Nevertheless, rights lawyer Fahd El-Banna begs to differ.
“In order to apply the American model, the authorities should be clear about the legislation based on which these prisons will be established. For example, in Egypt, the Latin/French model is applied. And if they wish to follow the different US styles…. they should know there are flaws in the American system,” Banna told The New Arab.
“The question now is whether the state finally realised that the Egyptian prisons are flawed. And how detainees and inmates suffer at detention centres and prisons. At the same time, who or what entity will supervise these prisons?” he wondered.
Sisi’s move has turned into a subject of ridicule by social media users and online activists.
One Twitter user wrote, sarcastically: “Sisi inaugurates in days the biggest prison complex following the US model. His Excellency stated that the new complex will put into consideration all aspects related to culture, health-care, sports, mental health...Experts predict the rates of crimes to increase for citizens who wish to join the new…complex.”
Another tweeted in response to him: “There are already people on the waiting list.”
Egypt currently has a total of 78 major prisons. In April, Arabic Network for Human Rights Information (ANHRI), a local rights group, released a report, indicating that the new prisons established after the January 25 revolution of 2011 amounted to 35; 26 of them were built during Sisi’s reign.
A paradox?
Sisi’s statements may have contradicted the reality thousands of inmates and detainees have been surviving.
The Egyptian regime has been accused by rights groups of overseeing the country's worst crackdown on human rights in decades, with thousands of his critics behind bars. Some have suffered medical negligence and were left to die slowly, while dozens others were executed.
Most recently, prominent activist Alaa Abdel-Fattah’s family members said they were worried about his safety after he had suggested to the judge presiding his latest hearing this week that he could commit suicide unless his conditions in the notorious Tora Prison were to be improved and that he was to be transferred to another jail.

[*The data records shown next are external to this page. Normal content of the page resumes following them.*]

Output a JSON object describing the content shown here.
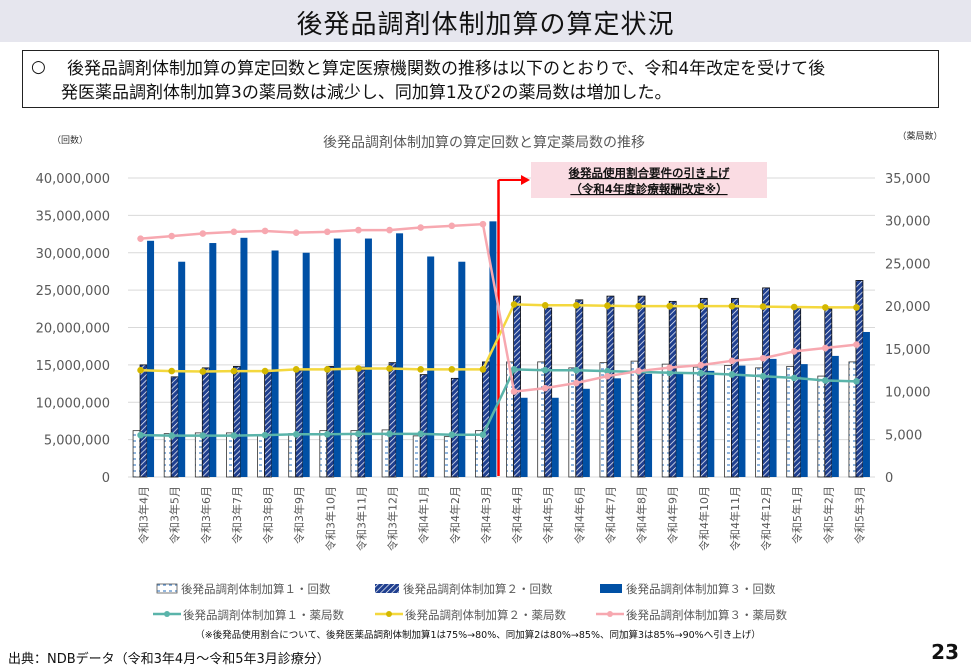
{
  "page": {
    "title": "後発品調剤体制加算の算定状況",
    "summary_bullet": "○",
    "summary_line1": "後発品調剤体制加算の算定回数と算定医療機関数の推移は以下のとおりで、令和4年改定を受けて後",
    "summary_line2": "発医薬品調剤体制加算3の薬局数は減少し、同加算1及び2の薬局数は増加した。",
    "source": "出典：NDBデータ（令和3年4月～令和5年3月診療分）",
    "page_number": "23"
  },
  "colors": {
    "bar1_fill": "#ffffff",
    "bar1_stripe": "#4a86c8",
    "bar2_fill": "#1f3f8f",
    "bar3_fill": "#0050a5",
    "line1": "#5ab4aa",
    "line2": "#f4d83e",
    "line2_marker": "#d4b800",
    "line3": "#f7a8b0",
    "divider": "#ff0000",
    "annotation_bg": "#fadce3",
    "grid": "#d9d9d9"
  },
  "chart_data": {
    "type": "bar",
    "title": "後発品調剤体制加算の算定回数と算定薬局数の推移",
    "ylabel_left": "（回数）",
    "ylabel_right": "（薬局数）",
    "ylim_left": [
      0,
      40000000
    ],
    "ylim_right": [
      0,
      35000
    ],
    "yticks_left": [
      "0",
      "5,000,000",
      "10,000,000",
      "15,000,000",
      "20,000,000",
      "25,000,000",
      "30,000,000",
      "35,000,000",
      "40,000,000"
    ],
    "yticks_right": [
      "0",
      "5,000",
      "10,000",
      "15,000",
      "20,000",
      "25,000",
      "30,000",
      "35,000"
    ],
    "grid": true,
    "categories": [
      "令和3年4月",
      "令和3年5月",
      "令和3年6月",
      "令和3年7月",
      "令和3年8月",
      "令和3年9月",
      "令和3年10月",
      "令和3年11月",
      "令和3年12月",
      "令和4年1月",
      "令和4年2月",
      "令和4年3月",
      "令和4年4月",
      "令和4年5月",
      "令和4年6月",
      "令和4年7月",
      "令和4年8月",
      "令和4年9月",
      "令和4年10月",
      "令和4年11月",
      "令和4年12月",
      "令和5年1月",
      "令和5年2月",
      "令和5年3月"
    ],
    "bar_series": [
      {
        "name": "後発品調剤体制加算１・回数",
        "axis": "left",
        "values": [
          6200000,
          5800000,
          5900000,
          5900000,
          5500000,
          5800000,
          6200000,
          6200000,
          6300000,
          5500000,
          5400000,
          6200000,
          15400000,
          15400000,
          14600000,
          15300000,
          15500000,
          15100000,
          14700000,
          14900000,
          14600000,
          14800000,
          13500000,
          15400000
        ]
      },
      {
        "name": "後発品調剤体制加算２・回数",
        "axis": "left",
        "values": [
          15000000,
          13400000,
          14600000,
          14800000,
          14300000,
          14400000,
          14800000,
          14700000,
          15300000,
          13700000,
          13200000,
          15400000,
          24200000,
          22600000,
          23700000,
          24200000,
          24200000,
          23500000,
          23900000,
          23900000,
          25300000,
          22800000,
          22500000,
          26300000
        ]
      },
      {
        "name": "後発品調剤体制加算３・回数",
        "axis": "left",
        "values": [
          31600000,
          28800000,
          31300000,
          32000000,
          30300000,
          30000000,
          31900000,
          31900000,
          32600000,
          29500000,
          28800000,
          34200000,
          10600000,
          10600000,
          11800000,
          13200000,
          13800000,
          13800000,
          14200000,
          14900000,
          15800000,
          15100000,
          16200000,
          19400000
        ]
      }
    ],
    "line_series": [
      {
        "name": "後発品調剤体制加算１・薬局数",
        "axis": "right",
        "values": [
          4900,
          4850,
          4850,
          4850,
          4900,
          5000,
          5000,
          5050,
          5050,
          5050,
          4950,
          4950,
          12600,
          12500,
          12500,
          12400,
          12300,
          12200,
          12150,
          12000,
          11800,
          11600,
          11300,
          11200
        ]
      },
      {
        "name": "後発品調剤体制加算２・薬局数",
        "axis": "right",
        "values": [
          12500,
          12400,
          12350,
          12400,
          12400,
          12600,
          12600,
          12700,
          12700,
          12600,
          12600,
          12600,
          20200,
          20100,
          20100,
          20050,
          20000,
          20000,
          20000,
          20000,
          19950,
          19900,
          19850,
          19850
        ]
      },
      {
        "name": "後発品調剤体制加算３・薬局数",
        "axis": "right",
        "values": [
          27900,
          28200,
          28500,
          28700,
          28800,
          28600,
          28700,
          28900,
          28900,
          29200,
          29400,
          29600,
          10000,
          10400,
          11000,
          11800,
          12400,
          12800,
          13100,
          13600,
          13900,
          14700,
          15100,
          15500
        ]
      }
    ],
    "divider_after_index": 11,
    "annotation_line1": "後発品使用割合要件の引き上げ",
    "annotation_line2": "（令和4年度診療報酬改定※）",
    "legend_placement": "bottom",
    "footnote": "（※後発品使用割合について、後発医薬品調剤体制加算1は75%→80%、同加算2は80%→85%、同加算3は85%→90%へ引き上げ）"
  }
}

He has been locked up in solitary confinement and banned from leaving his cell or communicating with the outside world for almost two years now. Since then, judges have been renewing his detention every 45 days without trial.
Abdel-Fattah has been allegedly charged with disseminating false news, being affiliated to a terrorist group and misusing social media tools, the same set of accusations frequently used by the regime against dissidents and activists.

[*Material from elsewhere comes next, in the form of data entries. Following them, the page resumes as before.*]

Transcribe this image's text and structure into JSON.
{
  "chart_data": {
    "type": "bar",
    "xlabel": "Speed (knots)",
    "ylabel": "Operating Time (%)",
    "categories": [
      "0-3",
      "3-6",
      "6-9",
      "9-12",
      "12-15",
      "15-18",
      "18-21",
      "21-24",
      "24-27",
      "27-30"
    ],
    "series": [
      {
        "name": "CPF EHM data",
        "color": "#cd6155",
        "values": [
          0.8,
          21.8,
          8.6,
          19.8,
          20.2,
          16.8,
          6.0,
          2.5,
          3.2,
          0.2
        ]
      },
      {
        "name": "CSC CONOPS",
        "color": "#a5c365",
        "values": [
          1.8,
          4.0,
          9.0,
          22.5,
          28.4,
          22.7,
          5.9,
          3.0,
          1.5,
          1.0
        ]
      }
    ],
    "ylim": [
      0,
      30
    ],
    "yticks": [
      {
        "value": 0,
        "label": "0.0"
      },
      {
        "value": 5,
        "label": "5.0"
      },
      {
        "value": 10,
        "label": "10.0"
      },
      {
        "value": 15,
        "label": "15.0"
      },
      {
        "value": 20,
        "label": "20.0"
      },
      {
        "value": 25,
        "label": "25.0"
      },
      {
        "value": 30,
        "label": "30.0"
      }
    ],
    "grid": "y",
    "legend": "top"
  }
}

Prior to that, former politician and presidential candidate, Abdel-Moniem Aboul-Fotouh suffered from medical negligence while being held also in solitary confinement at Tora prison.
Lost aid
Last week, Sisi declared during an official event a National Strategy for Human Rights in what is believed as an attempt to improve the regime’s image before the US and the United Nations.
“Egypt has enough legislation on human rights [that is not applied]. If any change could happen, you would add only 1% of additional laws on subjects like pre-trial detention,” a prominent political sociologist told The New Arab on condition of anonymity for fear of his safety.
“The rest has to do with the practices of the security agencies over a long time due to emergency laws,” he added.
“There is no way the policy of human rights can be changed overnight. Change happens on the ground. The strategy has not been applied. It’s just a declaration,” he explained. “And, meanwhile, same old practices continue."
Sisi’s move is believed to precede the receipt of the annual aid from the US used for counterterrorism, border security and non-proliferation measures.
Two days after Sisi’s declaration of a human rights strategy, an American official was quoted by the US-based Washington Post as saying that part of the aid this year would be withheld over human rights concerns.
Washington offers Cairo $1.3 billion of military aid annually, of which $300 million is linked to certain human rights conditions decided by the US Congress.